O art. 59º do DL. (sessões da assembleia geral):

“1 - A assembleia-geral reunirá em sessões ordinárias e extraordinárias.
2 - A assembleia-geral reunirá obrigatoriamente 2 vezes em cada ano, uma até 31 de Março, para aprovação do relatório e contas de gerência, e outra até 15 de Novembro, para apreciação e votação do orçamento e do programa de acção.
3- A assembleia geral extraordinária reunirá extraordinariamente quando convocada pelo presidente da mesa da assembleia geral, a pedido do órgão executivo ou do órgão de fiscalização ou a requerimento de, pelo menos, 10 % do número de sócios no pleno fixado nos estatutos”.

De novo estamos no contexto de normas cogentes, contendendo com o modo de funcionamento, agora da assembleia-geral.

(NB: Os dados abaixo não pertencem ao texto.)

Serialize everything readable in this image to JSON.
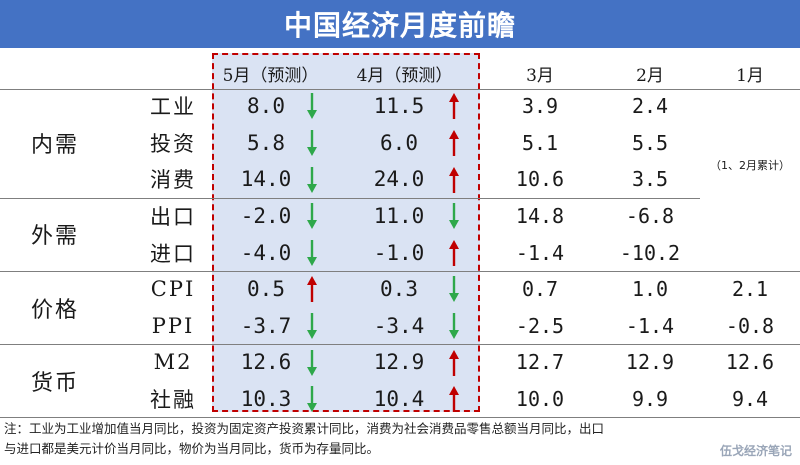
{
  "title": "中国经济月度前瞻",
  "columns": [
    "5月（预测）",
    "4月（预测）",
    "3月",
    "2月",
    "1月"
  ],
  "jan_note": "（1、2月累计）",
  "groups": [
    {
      "name": "内需",
      "rows": [
        {
          "label": "工业",
          "may": "8.0",
          "may_dir": "down",
          "apr": "11.5",
          "apr_dir": "up",
          "mar": "3.9",
          "feb": "2.4",
          "jan": ""
        },
        {
          "label": "投资",
          "may": "5.8",
          "may_dir": "down",
          "apr": "6.0",
          "apr_dir": "up",
          "mar": "5.1",
          "feb": "5.5",
          "jan": ""
        },
        {
          "label": "消费",
          "may": "14.0",
          "may_dir": "down",
          "apr": "24.0",
          "apr_dir": "up",
          "mar": "10.6",
          "feb": "3.5",
          "jan": ""
        }
      ]
    },
    {
      "name": "外需",
      "rows": [
        {
          "label": "出口",
          "may": "-2.0",
          "may_dir": "down",
          "apr": "11.0",
          "apr_dir": "down",
          "mar": "14.8",
          "feb": "-6.8",
          "jan": ""
        },
        {
          "label": "进口",
          "may": "-4.0",
          "may_dir": "down",
          "apr": "-1.0",
          "apr_dir": "up",
          "mar": "-1.4",
          "feb": "-10.2",
          "jan": ""
        }
      ]
    },
    {
      "name": "价格",
      "rows": [
        {
          "label": "CPI",
          "may": "0.5",
          "may_dir": "up",
          "apr": "0.3",
          "apr_dir": "down",
          "mar": "0.7",
          "feb": "1.0",
          "jan": "2.1"
        },
        {
          "label": "PPI",
          "may": "-3.7",
          "may_dir": "down",
          "apr": "-3.4",
          "apr_dir": "down",
          "mar": "-2.5",
          "feb": "-1.4",
          "jan": "-0.8"
        }
      ]
    },
    {
      "name": "货币",
      "rows": [
        {
          "label": "M2",
          "may": "12.6",
          "may_dir": "down",
          "apr": "12.9",
          "apr_dir": "up",
          "mar": "12.7",
          "feb": "12.9",
          "jan": "12.6"
        },
        {
          "label": "社融",
          "may": "10.3",
          "may_dir": "down",
          "apr": "10.4",
          "apr_dir": "up",
          "mar": "10.0",
          "feb": "9.9",
          "jan": "9.4"
        }
      ]
    }
  ],
  "colors": {
    "header_bg": "#4472c4",
    "highlight_bg": "#dae3f3",
    "frame": "#c00000",
    "up": "#c00000",
    "down": "#2ea84a"
  },
  "footnote_line1": "注：工业为工业增加值当月同比，投资为固定资产投资累计同比，消费为社会消费品零售总额当月同比，出口",
  "footnote_line2": "与进口都是美元计价当月同比，物价为当月同比，货币为存量同比。",
  "watermark": "伍戈经济笔记"
}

Na verdade, não resulta dos estatutos da Ré – versão a fls. 31 – que o art. 28º mencione, como devia, que a assembleia geral deva reunir duas vezes por ano, para os fins previstos no nº2 do art. 59º, nem nas datas limite aí previstas.

Tal menção é obrigatória.

Se bem interpretamos o Douto Parecer, a fls. 67, o seu eminente signatário, depois de aludir a uma versão aperfeiçoada dos Estatutos (de que não dispomos) afirma:

“[...] Apenas não se regula completamente o ponto em questão, na medida em que se omitem as datas de realização dessas sessões. Nesse particular, ele tem que ser complementado pelo estabelecido na norma legal aplicável, numa vulgar operação hermenêutica de integração do conteúdo de actos negociais...[...]”.

Assim, por razões de clareza e legalidade, o art. 28º dos Estatutos da Ré deve acolher as menções nele omissas e que se acham previstas no 59º, nº2, do DL. 119/83, de 25.2. e, reflexamente, na al. c) do nº3 do seu art.52º.

D) – Sustenta o apelante que o processo de convocação da assembleia-geral previsto nos arts. 31º, nº1, e 36º dos Estatutos viola o art. 60º, nº2, do DL.

- art. 31º, nº1 – “A convocatória deverá ser enviada às associadas por meio de aviso postal e publicada em, pelo menos, dois jornais de expressão nacional com antecedência mínima de quinze dias”.

Art. 36º - “A convocação do congresso será efectuada nos termos do disposto no artigo trigésimo primeiro, mas com a antecedência mínima de trinta dias”.

O art. 60º, nº2 prevê que a convocatória se faça por uma de duas vias; pessoalmente, através de aviso postal expedido para cada associado; ou (outro termo da alternativa), através de anúncio publicado nos dois jornais de maior circulação da área onde se situe a sede da associação.

Mas, seja pelo envio do aviso postal, ou pela publicação em jornais, impõe aquele normativo um outro procedimento – a afixação da convocatória, “na sede e noutros locais de acesso público”, dela constando, “obrigatoriamente, o dia, a hora, o local e a ordem de trabalhos”.

Seja usado um ou outro meio de convocação dos previstos em alternativa, com ele tem de se cumular outro meio de publicidade – a afixação da convocatória em outros locais de acesso público, com as menções referidas no citado normativo.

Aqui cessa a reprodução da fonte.